El Plan Integral de Seguridad para Ceuta y Melilla, incluido por el Ejecutivo en la Estrategia de Seguridad Nacional de 2021, continúa sin aprobarse casi cinco años después. La falta de una fecha para completarlo vuelve al centro del debate tras la entrada masiva de migrantes que ha obligado al Gobierno a movilizar militares y refuerzos policiales en Ceuta.
El Gobierno sigue sin concluir el Plan Integral de Seguridad para Ceuta y Melilla que se comprometió a elaborar en diciembre de 2021, cuando aprobó la vigente Estrategia de Seguridad Nacional.
El documento oficial estableció que ambas ciudades requieren una “especial atención” del Estado debido a su ubicación en el norte de África y a la singularidad de una frontera que también constituye un límite exterior de la Unión Europea. Entre sus líneas de actuación incluyó expresamente la elaboración de un plan específico para Ceuta y Melilla.
Pese al tiempo transcurrido, el proyecto todavía no cuenta con un calendario de finalización. En una respuesta parlamentaria registrada en mayo de 2026, el Ejecutivo informó de que un grupo de trabajo interministerial había avanzado en un documento base para posteriores desarrollos dentro de los ministerios, pero reconoció que no existe una fecha definida para terminar el plan.
La cuestión ha recuperado actualidad después de que miles de personas cruzaran desde Marruecos hacia Ceuta por tierra y por mar, desbordando los recursos ordinarios de vigilancia, seguridad y acogida de la ciudad autónoma.
Ante la magnitud de las llegadas, el Gobierno ordenó el despliegue de 60 militares y 200 agentes policiales para apoyar a los efectivos destinados en Ceuta.
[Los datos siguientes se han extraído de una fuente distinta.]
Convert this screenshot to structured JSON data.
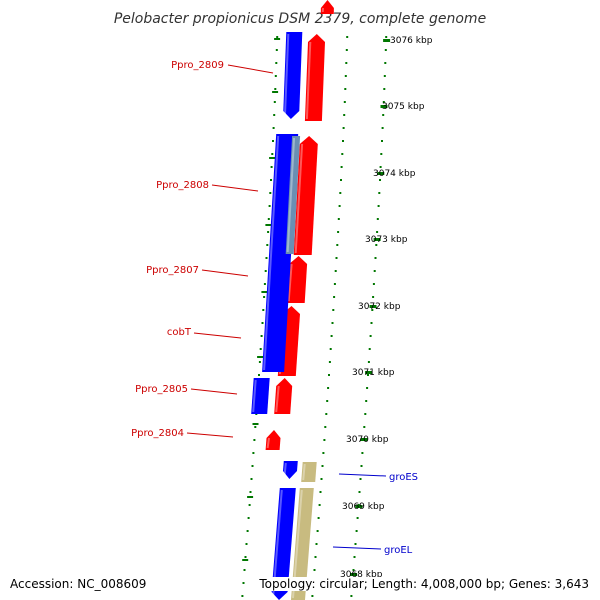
{
  "title": "Pelobacter propionicus DSM 2379, complete genome",
  "footer": {
    "accession": "Accession: NC_008609",
    "topology": "Topology: circular; Length: 4,008,000 bp; Genes: 3,643"
  },
  "colors": {
    "forward_gene": "#ff0000",
    "reverse_gene": "#0000ff",
    "rna_gene": "#6a8fb3",
    "other_feature": "#c8bb80",
    "backbone": "#888888",
    "tick": "#007700",
    "label_left": "#cc0000",
    "label_right": "#0000cc"
  },
  "kbp_ticks": [
    {
      "label": "3076 kbp"
    },
    {
      "label": "3075 kbp"
    },
    {
      "label": "3074 kbp"
    },
    {
      "label": "3073 kbp"
    },
    {
      "label": "3072 kbp"
    },
    {
      "label": "3071 kbp"
    },
    {
      "label": "3070 kbp"
    },
    {
      "label": "3069 kbp"
    },
    {
      "label": "3068 kbp"
    }
  ],
  "gene_labels_left": [
    {
      "label": "Ppro_2809"
    },
    {
      "label": "Ppro_2808"
    },
    {
      "label": "Ppro_2807"
    },
    {
      "label": "cobT"
    },
    {
      "label": "Ppro_2805"
    },
    {
      "label": "Ppro_2804"
    }
  ],
  "gene_labels_right": [
    {
      "label": "groES"
    },
    {
      "label": "groEL"
    }
  ]
}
Las Fuerzas Armadas realizan funciones de apoyo a la Guardia Civil y no han asumido por completo el control fronterizo.
La Estrategia de Seguridad Nacional ya advertía en 2021 de que factores como el cambio climático, la inestabilidad política y las crisis económicas podían agravar los movimientos migratorios masivos. También señalaba que la vigilancia fronteriza, la cooperación con los países de origen y tránsito y la lucha contra las redes de tráfico de personas debían recibir una atención permanente.
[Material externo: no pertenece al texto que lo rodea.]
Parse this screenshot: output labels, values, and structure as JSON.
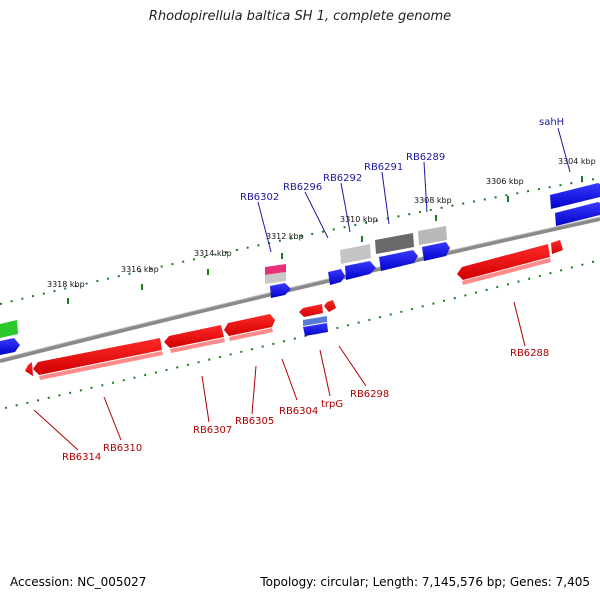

El plan pendiente estaba concebido dentro de las actuaciones destinadas a mejorar la preparación y coordinación ante situaciones de crisis. No obstante, al no haberse aprobado, se desconoce qué medidas concretas, recursos, protocolos o mecanismos de coordinación habría incorporado.
Tampoco puede afirmarse que su aplicación hubiera impedido la actual crisis migratoria, ya que el control de las entradas en Ceuta depende también de la cooperación de Marruecos, de la actuación de las fuerzas de seguridad y de otros factores diplomáticos, sociales y humanitarios.
El presidente de Ceuta, Juan Jesús Vivas, y el Partido Popular han reclamado al Ejecutivo que declare la situación de interés para la Seguridad Nacional y refuerce la coordinación entre administraciones. El Gobierno, sin embargo, ha activado los recursos militares y policiales sin utilizar hasta ahora ese mecanismo excepcional.
La Ley de Seguridad Nacional establece que una situación de interés nacional puede declararse cuando la gravedad, urgencia y dimensión de una crisis requieren una coordinación reforzada. La decisión corresponde al presidente del Gobierno mediante un real decreto y no permite suspender derechos fundamentales ni sustituye a los estados de alarma o excepción.
La ausencia del plan vuelve así a abrir interrogantes sobre la capacidad preventiva del Estado en dos territorios cuya vulnerabilidad había sido reconocida expresamente por el propio Ejecutivo. Mientras continúa el despliegue para responder a la emergencia, Ceuta y Melilla siguen sin disponer del instrumento integral de seguridad anunciado en 2021.